In terms of project planning and time management, history yields few masters equal to that of President Eisenhower. There are many methods used for time and project management. President Eisenhower grouped things into simple categories so that he could efficiently and quickly prioritise his tasks/goals. Because of Eisenhower’s great success as a leader, a model was developed from his methods and applied to the business world. The model is known as The Eisenhower Matrix.

The original model is reflected in the four quadrants above. This is a model I personally use and advocate.

Although I am no Eisenhower, I did take it upon myself to alter the bottom right corner. Instead of using it to DELETE tasks or to categorize tasks as “useless”, I use to to track personal projects or 20% Time Projects. After all, if something is useless, it stays outside the box.

My box looks like this:


Reading the Matrix

The most important thing to remember is that everything cannot be urgent and important. If the majority of your day-to-day work-life is in the upper left quadrant, then something is wrong and out-of-balance.

Most tasks that fall into a person’s normal set of responsibilities should be in the upper right quadrant. Tasks or jobs in the lower left quadrant are often things assigned by a superior, that fall outside of the normal set of responsibilities or they are favours you might be doing for others.

Examples From My Personal Matrix
Important Not Urgent:

  • Develop a new class schedule before March 20th
  • Create a new html template for PowerSchool effort reports by March 18th
  • Review email branding process before April 15th

Notice all of the above have due dates that fall within a 7-30 day period. I have had them in the list for awhile. The deadline is approaching but these are all planned.

Important and Urgent:

  • Buy music software for upcoming performance
  • Develop new Sharepoint email workflow for Human Resources

These items are IT support items which have been assigned to me from other departments.
These need to be completed immediately. I am required to do these tasks, but they were not planned, and the notice was short.

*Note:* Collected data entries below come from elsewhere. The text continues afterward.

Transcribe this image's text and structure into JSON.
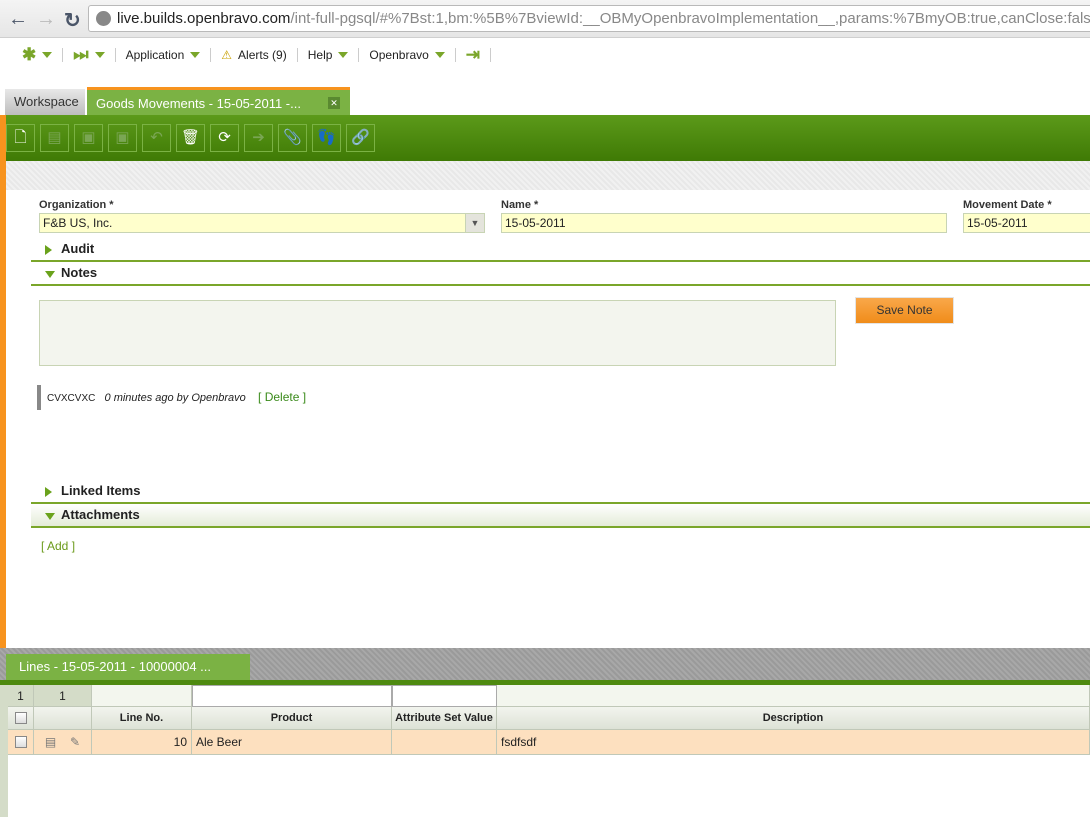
{
  "browser": {
    "url_host": "live.builds.openbravo.com",
    "url_path": "/int-full-pgsql/#%7Bst:1,bm:%5B%7BviewId:__OBMyOpenbravoImplementation__,params:%7BmyOB:true,canClose:false,ta"
  },
  "menu": {
    "application": "Application",
    "alerts": "Alerts (9)",
    "help": "Help",
    "user": "Openbravo"
  },
  "tabs": {
    "workspace": "Workspace",
    "goods": "Goods Movements - 15-05-2011 -..."
  },
  "form": {
    "organization_label": "Organization *",
    "organization_value": "F&B US, Inc.",
    "name_label": "Name *",
    "name_value": "15-05-2011",
    "date_label": "Movement Date *",
    "date_value": "15-05-2011"
  },
  "sections": {
    "audit": "Audit",
    "notes": "Notes",
    "linked": "Linked Items",
    "attachments": "Attachments"
  },
  "notes": {
    "save": "Save Note",
    "note_text": "cvxcvxc",
    "note_meta": "0 minutes ago by Openbravo",
    "delete": "[ Delete ]"
  },
  "attachments": {
    "add": "[ Add ]"
  },
  "lines": {
    "tab": "Lines - 15-05-2011 - 10000004 ...",
    "summary": [
      "1",
      "1"
    ],
    "headers": [
      "Line No.",
      "Product",
      "Attribute Set Value",
      "Description"
    ],
    "rows": [
      {
        "line": "10",
        "product": "Ale Beer",
        "attr": "",
        "desc": "fsdfsdf"
      }
    ]
  }
}
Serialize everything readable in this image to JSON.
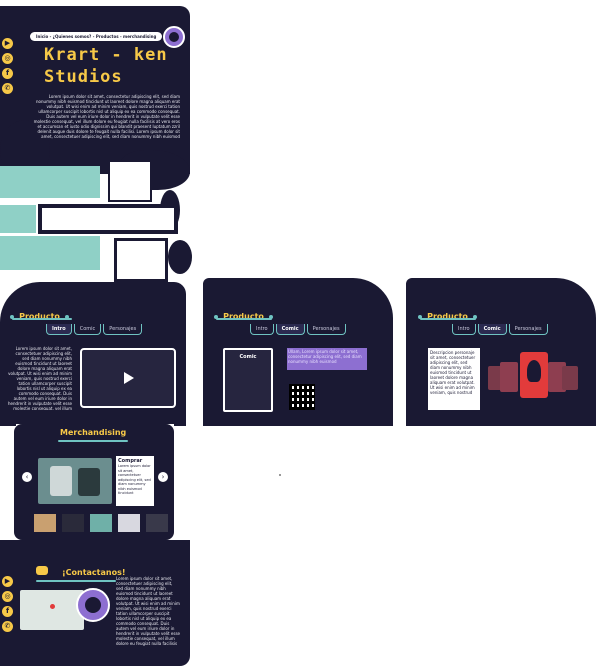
{
  "colors": {
    "navy": "#1a1933",
    "yellow": "#f7c948",
    "teal": "#6fc3c2",
    "purple": "#8d6fd1",
    "red": "#e23b3b"
  },
  "social_icons": [
    "youtube-icon",
    "instagram-icon",
    "facebook-icon",
    "whatsapp-icon"
  ],
  "hero": {
    "breadcrumb": "Inicio - ¿Quienes somos? - Productos - merchandising",
    "title_line1": "Krart - ken",
    "title_line2": "Studios",
    "paragraph": "Lorem ipsum dolor sit amet, consectetur adipiscing elit, sed diam nonummy nibh euismod tincidunt ut laoreet dolore magna aliquam erat volutpat. Ut wisi enim ad minim veniam, quis nostrud exerci tation ullamcorper suscipit lobortis nisl ut aliquip ex ea commodo consequat. Duis autem vel eum iriure dolor in hendrerit in vulputate velit esse molestie consequat, vel illum dolore eu feugiat nulla facilisis at vero eros et accumsan et iusto odio dignissim qui blandit praesent luptatum zzril delenit augue duis dolore te feugait nulla facilisi. Lorem ipsum dolor sit amet, consectetuer adipiscing elit, sed diam nonummy nibh euismod"
  },
  "products": [
    {
      "title": "Producto",
      "tabs": [
        "Intro",
        "Comic",
        "Personajes"
      ],
      "active": "Intro",
      "text": "Lorem ipsum dolor sit amet, consectetuer adipiscing elit, sed diam nonummy nibh euismod tincidunt ut laoreet dolore magna aliquam erat volutpat. Ut wisi enim ad minim veniam, quis nostrud exerci tation ullamcorper suscipit lobortis nisl ut aliquip ex ea commodo consequat. Duis autem vel eum iriure dolor in hendrerit in vulputate velit esse molestie consequat, vel illum dolore eu feugiat nulla"
    },
    {
      "title": "Producto",
      "tabs": [
        "Intro",
        "Comic",
        "Personajes"
      ],
      "active": "Comic",
      "cover_label": "Comic",
      "text": "Ullam, Lorem ipsum dolor sit amet, consectetur adipiscing elit, sed diam nonummy nibh euismod"
    },
    {
      "title": "Producto",
      "tabs": [
        "Intro",
        "Comic",
        "Personajes"
      ],
      "active": "Comic",
      "text": "Descripcion personaje sit amet, consectetuer adipiscing elit, sed diam nonummy nibh euismod tincidunt ut laoreet dolore magna aliquam erat volutpat. Ut wisi enim ad minim veniam, quis nostrud"
    }
  ],
  "merch": {
    "title": "Merchandising",
    "buy_label": "Comprar",
    "text": "Lorem ipsum dolor sit amet, consectetuer adipiscing elit, sed diam nonummy nibh euismod tincidunt"
  },
  "contact": {
    "title": "¡Contactanos!",
    "text": "Lorem ipsum dolor sit amet, consectetuer adipiscing elit, sed diam nonummy nibh euismod tincidunt ut laoreet dolore magna aliquam erat volutpat. Ut wisi enim ad minim veniam, quis nostrud exerci tation ullamcorper suscipit lobortis nisl ut aliquip ex ea commodo consequat. Duis autem vel eum iriure dolor in hendrerit in vulputate velit esse molestie consequat, vel illum dolore eu feugiat nulla facilisis"
  }
}
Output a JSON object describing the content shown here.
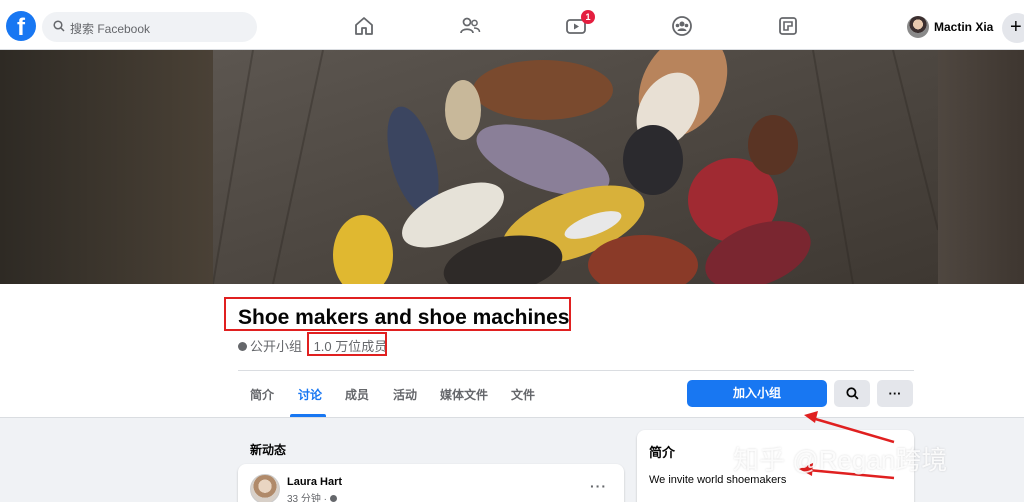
{
  "topbar": {
    "search_placeholder": "搜索 Facebook",
    "notification_count": "1",
    "profile_name": "Mactin Xia",
    "plus_symbol": "+",
    "logo_letter": "f"
  },
  "group": {
    "name": "Shoe makers and shoe machines",
    "privacy": "公开小组",
    "members": "1.0 万位成员",
    "join_label": "加入小组",
    "more_label": "···"
  },
  "tabs": [
    {
      "label": "简介"
    },
    {
      "label": "讨论"
    },
    {
      "label": "成员"
    },
    {
      "label": "活动"
    },
    {
      "label": "媒体文件"
    },
    {
      "label": "文件"
    }
  ],
  "feed": {
    "heading": "新动态",
    "post": {
      "author": "Laura Hart",
      "time": "33 分钟 · ",
      "more": "···"
    }
  },
  "about": {
    "heading": "简介",
    "text": "We invite world shoemakers"
  },
  "watermark": "知乎 @Regan跨境",
  "colors": {
    "brand": "#1877f2",
    "annotation": "#e02020",
    "badge": "#e41e3f"
  },
  "icons": [
    "facebook-logo-icon",
    "search-icon",
    "home-icon",
    "friends-icon",
    "watch-icon",
    "groups-icon",
    "gaming-icon",
    "avatar",
    "plus-icon",
    "globe-icon",
    "magnifier-icon",
    "more-icon"
  ]
}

Not Important but Urgent (Delegate):

  • Telescope delivery
  • Hand out ID cards
  • Document archive packaging for accreditation team

These are all jobs anyone in my department can do. All are very time consuming. I need to make certain they are finished, but I should not be doing these myself. Occasionally this quadrant contains a task I am required to do, but is outside of my job scope.

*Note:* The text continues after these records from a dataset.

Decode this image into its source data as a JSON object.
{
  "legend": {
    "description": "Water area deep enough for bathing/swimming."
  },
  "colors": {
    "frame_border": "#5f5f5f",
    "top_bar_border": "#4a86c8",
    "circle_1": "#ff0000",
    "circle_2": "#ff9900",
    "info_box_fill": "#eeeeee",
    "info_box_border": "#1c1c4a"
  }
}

Not Important / Not Urgent /Ideas / 20% Time

  • Redesign interface for PowerSchool Parent Portal
  • Improve code for iTunes based video streaming

These are projects I enjoy doing. If they never get finished, the impact at this point in time will be minimal or nonexistent. The systems impacted are already fully functional. The skills learned from working on projects like these often transfer to other areas. 20% time projects are excellent for professional development and often lead to exciting random discoveries.

Tools for Getting Started

A simple way to apply the Eisenhower Matrix is to use Evernote or OneNote. Office software, such as Excel of LibreCalc, will also work. However, keeping a record of all the data and reflecting on it after the school year can be tricky. I recommended using software like Priority Matrix. The interface is simple, and the software links to Evernote.


Appfluence Priority Matrix

Last year I produced a list of all the scheduled items I had completed from January to June. I was amazed not only at the variety of projects and jobs I had been involved with, but also how many should have been placed in that lower left quadrant (Delegation). I have used that data to consciously delegate more tasks.

Before beginning, I recommend organising your team together to discuss what types of projects, jobs, etc. would fall into each quadrant. Have each member bring a list of everything they have been working on for the last thirty days. Use that data to fill in the box by reaching group consensus.

If nothing else, the Eisenhower Matrix makes the mind slow down and focus. The matrix forces reflection and constantly reminds users that most things are not urgent, nor important. Stress and circumstance can often cloud judgements and shift focus away from where it should be- Students & Learning.

And remember – Important is Seldom Urgent.